I found a pattern for a stained glass 3D Maxwell car in a circa 1972 stained glass pattern book.
Jack Benny made the Maxwell car famous, because he used it in his show.
Since I do all of my woodworking and stained glass projects in Sketchup, I entered the design into Sketchup. I decided a car width of 3 inches was about right for this project.........so the main pieces are all 3 inches wide.
I have built quite a few 3D stained glass projects including open top boxes, jewelry boxes, klaediscope airplanes, and clocks. On some of these projects, I just use copper foil for the outer edge of the glass piece........on others I have used lead.
For this Maxwell car, I decided to foil first with black 1/4" wide foil, wrap with hobby lead, then solder the foil to the hobby lead. I think this is a much more robust design, from the perspective of the foil detaching from the glass during handling of the object, versus the hobby lead.

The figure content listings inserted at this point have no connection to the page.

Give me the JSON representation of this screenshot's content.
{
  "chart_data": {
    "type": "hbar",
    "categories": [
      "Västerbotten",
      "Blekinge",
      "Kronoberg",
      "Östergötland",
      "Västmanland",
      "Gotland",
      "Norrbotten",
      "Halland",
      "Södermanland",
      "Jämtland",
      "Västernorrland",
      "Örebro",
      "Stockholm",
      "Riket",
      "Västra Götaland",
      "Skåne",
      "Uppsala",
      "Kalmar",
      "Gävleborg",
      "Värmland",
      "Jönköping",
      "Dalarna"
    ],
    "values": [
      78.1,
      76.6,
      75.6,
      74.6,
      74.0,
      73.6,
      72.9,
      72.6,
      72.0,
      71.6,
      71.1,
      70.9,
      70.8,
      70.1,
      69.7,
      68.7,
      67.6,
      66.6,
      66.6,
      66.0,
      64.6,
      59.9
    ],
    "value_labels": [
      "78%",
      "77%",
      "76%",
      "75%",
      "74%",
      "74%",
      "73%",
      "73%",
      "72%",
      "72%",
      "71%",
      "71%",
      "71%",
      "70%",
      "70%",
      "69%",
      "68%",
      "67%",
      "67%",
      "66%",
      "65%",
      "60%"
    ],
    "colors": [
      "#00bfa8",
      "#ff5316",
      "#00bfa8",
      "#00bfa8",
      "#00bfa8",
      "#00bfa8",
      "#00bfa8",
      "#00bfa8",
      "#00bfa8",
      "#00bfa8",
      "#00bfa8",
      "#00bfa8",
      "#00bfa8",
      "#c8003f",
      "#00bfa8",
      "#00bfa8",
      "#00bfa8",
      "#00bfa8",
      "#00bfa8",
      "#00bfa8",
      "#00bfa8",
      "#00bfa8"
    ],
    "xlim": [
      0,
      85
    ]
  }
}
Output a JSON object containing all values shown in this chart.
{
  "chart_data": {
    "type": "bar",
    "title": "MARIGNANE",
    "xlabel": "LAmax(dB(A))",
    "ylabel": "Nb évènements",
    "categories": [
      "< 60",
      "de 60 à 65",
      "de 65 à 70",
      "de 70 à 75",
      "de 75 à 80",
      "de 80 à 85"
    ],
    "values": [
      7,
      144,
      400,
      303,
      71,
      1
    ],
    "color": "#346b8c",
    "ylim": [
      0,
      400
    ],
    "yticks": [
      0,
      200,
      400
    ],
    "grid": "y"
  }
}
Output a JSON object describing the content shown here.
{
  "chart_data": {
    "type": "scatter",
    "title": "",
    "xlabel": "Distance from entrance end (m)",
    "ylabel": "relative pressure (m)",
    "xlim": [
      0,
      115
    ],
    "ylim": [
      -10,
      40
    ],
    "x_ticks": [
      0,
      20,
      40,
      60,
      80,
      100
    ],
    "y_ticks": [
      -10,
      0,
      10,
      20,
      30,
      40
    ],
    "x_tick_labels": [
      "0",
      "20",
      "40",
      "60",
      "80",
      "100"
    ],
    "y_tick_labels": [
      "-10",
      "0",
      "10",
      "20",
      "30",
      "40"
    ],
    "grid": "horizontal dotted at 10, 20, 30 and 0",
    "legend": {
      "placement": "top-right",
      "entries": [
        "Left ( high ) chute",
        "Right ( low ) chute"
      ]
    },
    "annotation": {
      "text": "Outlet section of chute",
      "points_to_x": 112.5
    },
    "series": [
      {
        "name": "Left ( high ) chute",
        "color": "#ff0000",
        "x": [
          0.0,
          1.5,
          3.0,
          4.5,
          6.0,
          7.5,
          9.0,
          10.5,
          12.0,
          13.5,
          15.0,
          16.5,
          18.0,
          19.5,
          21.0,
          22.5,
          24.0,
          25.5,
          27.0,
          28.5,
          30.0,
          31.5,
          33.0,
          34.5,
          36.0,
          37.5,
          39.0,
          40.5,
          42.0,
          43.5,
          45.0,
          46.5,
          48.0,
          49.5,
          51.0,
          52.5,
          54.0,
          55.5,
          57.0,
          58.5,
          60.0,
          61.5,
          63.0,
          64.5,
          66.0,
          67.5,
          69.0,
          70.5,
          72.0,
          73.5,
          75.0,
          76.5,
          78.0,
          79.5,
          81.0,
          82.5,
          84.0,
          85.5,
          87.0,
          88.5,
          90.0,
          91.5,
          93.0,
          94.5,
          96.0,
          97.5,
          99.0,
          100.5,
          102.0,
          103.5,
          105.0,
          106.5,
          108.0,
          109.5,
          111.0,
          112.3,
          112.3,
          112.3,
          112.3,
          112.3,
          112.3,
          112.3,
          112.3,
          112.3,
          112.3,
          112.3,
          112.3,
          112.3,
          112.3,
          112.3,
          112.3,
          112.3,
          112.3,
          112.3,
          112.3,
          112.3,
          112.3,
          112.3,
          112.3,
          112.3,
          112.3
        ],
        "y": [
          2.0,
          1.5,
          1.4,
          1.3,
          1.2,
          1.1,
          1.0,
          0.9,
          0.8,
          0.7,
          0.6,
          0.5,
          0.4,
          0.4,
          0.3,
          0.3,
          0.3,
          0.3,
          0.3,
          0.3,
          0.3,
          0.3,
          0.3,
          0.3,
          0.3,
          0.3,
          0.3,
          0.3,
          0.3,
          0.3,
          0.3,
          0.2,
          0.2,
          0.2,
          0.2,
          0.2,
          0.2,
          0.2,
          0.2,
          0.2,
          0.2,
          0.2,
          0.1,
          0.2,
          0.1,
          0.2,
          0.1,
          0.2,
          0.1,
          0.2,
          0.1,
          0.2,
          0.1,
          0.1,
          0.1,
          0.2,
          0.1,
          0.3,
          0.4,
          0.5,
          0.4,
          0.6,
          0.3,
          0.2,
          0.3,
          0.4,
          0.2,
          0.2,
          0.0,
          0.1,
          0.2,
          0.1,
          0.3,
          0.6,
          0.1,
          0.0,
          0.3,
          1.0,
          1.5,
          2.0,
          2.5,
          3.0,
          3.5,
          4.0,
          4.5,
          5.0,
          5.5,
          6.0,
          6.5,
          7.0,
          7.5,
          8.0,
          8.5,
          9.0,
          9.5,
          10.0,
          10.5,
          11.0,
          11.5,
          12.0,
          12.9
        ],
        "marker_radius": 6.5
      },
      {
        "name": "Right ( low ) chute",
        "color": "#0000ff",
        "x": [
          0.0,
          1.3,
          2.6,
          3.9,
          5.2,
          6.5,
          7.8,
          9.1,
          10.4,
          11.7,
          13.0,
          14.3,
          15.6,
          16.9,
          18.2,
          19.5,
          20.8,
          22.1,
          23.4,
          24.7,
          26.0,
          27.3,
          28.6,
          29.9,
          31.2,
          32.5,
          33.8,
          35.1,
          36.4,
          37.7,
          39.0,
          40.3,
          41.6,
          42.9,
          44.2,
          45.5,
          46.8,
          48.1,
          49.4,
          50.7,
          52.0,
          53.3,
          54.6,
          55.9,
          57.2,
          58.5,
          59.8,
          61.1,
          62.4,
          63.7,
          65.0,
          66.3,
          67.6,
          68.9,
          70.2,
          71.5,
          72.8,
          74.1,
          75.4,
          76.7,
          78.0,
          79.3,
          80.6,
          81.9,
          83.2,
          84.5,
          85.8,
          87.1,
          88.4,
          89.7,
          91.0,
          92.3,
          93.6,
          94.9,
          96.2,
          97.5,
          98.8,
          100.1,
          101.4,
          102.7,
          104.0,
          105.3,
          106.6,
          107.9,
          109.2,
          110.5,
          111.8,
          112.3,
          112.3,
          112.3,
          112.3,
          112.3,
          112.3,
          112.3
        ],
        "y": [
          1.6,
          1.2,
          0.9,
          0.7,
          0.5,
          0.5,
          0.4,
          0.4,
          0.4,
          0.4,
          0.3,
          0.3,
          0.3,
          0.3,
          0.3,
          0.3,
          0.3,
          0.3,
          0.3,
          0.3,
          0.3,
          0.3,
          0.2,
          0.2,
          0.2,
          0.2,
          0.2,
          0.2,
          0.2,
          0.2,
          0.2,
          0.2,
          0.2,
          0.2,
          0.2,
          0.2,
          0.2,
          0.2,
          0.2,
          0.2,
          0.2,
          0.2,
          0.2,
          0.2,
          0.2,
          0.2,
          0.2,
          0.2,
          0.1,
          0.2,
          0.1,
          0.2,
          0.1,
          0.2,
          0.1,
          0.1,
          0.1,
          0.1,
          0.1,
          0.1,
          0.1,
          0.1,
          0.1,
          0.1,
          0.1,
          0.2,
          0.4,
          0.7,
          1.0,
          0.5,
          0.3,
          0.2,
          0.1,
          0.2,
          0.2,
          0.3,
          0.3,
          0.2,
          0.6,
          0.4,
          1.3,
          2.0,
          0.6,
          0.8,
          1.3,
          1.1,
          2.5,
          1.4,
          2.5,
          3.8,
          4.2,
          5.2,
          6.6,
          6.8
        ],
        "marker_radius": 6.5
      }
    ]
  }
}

On the 4 wheels, I decided not to copper foil them, just put on the hobby lead on the outside. This worked fine.
On previous 3D projects, I learned that a 90 degree wood block helps tremendously.............to hold the 2 pieces at 90 degrees during soldering. I used the same wood block from previous 3D projects, and I temporarily clamp the glass using plastic spring clamps........which works great.
I had a little time during Thanksgiving day, 2018, to start soldering up the pieces. But, after I got the seat soldering in...........I noticed I had made a big mistake !!
I thought the back vertical piece joined the bottom horizontal piece........which is incorrect !!!!!!!!
It was easy to remove the 2 pieces that make up the seat..........because they are just tack soldered in place.
It was more difficult to unsolder the joint between the vertical back and the horizontal bottom base!
I had some brass rods in stock, and I used them for the Maxwell. I buy them from McMaster-Carr online.
I printed a sideview of the car from Sketchup, so I could lay the car body down on it........and tell where to install the wheels. Once I got 1 side of wheels solder on........I flipped it over.......and used a black plastic square to make sure the top wheels were lined up with the installed bottom wheels. I checked on the lower horizontal piece and the seat after I had all the wheels soldered on.............and I was within 1 degree of horizontal on the front base........and about 3 degrees on the seat.........so not too bad given all the tolerance stackups involved.
These are Hobby Lobby glass globs. I wrapped them in hobby lead, no foil. I used a wood shim to hold them in the right position for soldering.
I picked out a heavy lead, number RU-81 from my inventory selection I keep at home. I wanted some beefy fenders. I used my fingers to bend them...........to the pattern I printed out from Sketchup. It might be easy to cut a form out of wood first, then just bend the U came lead to the wood form.
Boy, this is one of the projects where you wonder if not black patina.......or with black patina.............looks the best. I really like the no patina look..........other than my soldering is not the prettiest to view. I decided to go ahead and apply patina..............but I might make some more Maxwell's someday.......and may not patina those.
This was a fun project! If I make more Maxwell's, I need to pay attention to assemble the right pieces on the main body. .............I should print out a side view of the car from Sketchup to remind me the right way to assemble it.
These cars would also look like with no patina applied.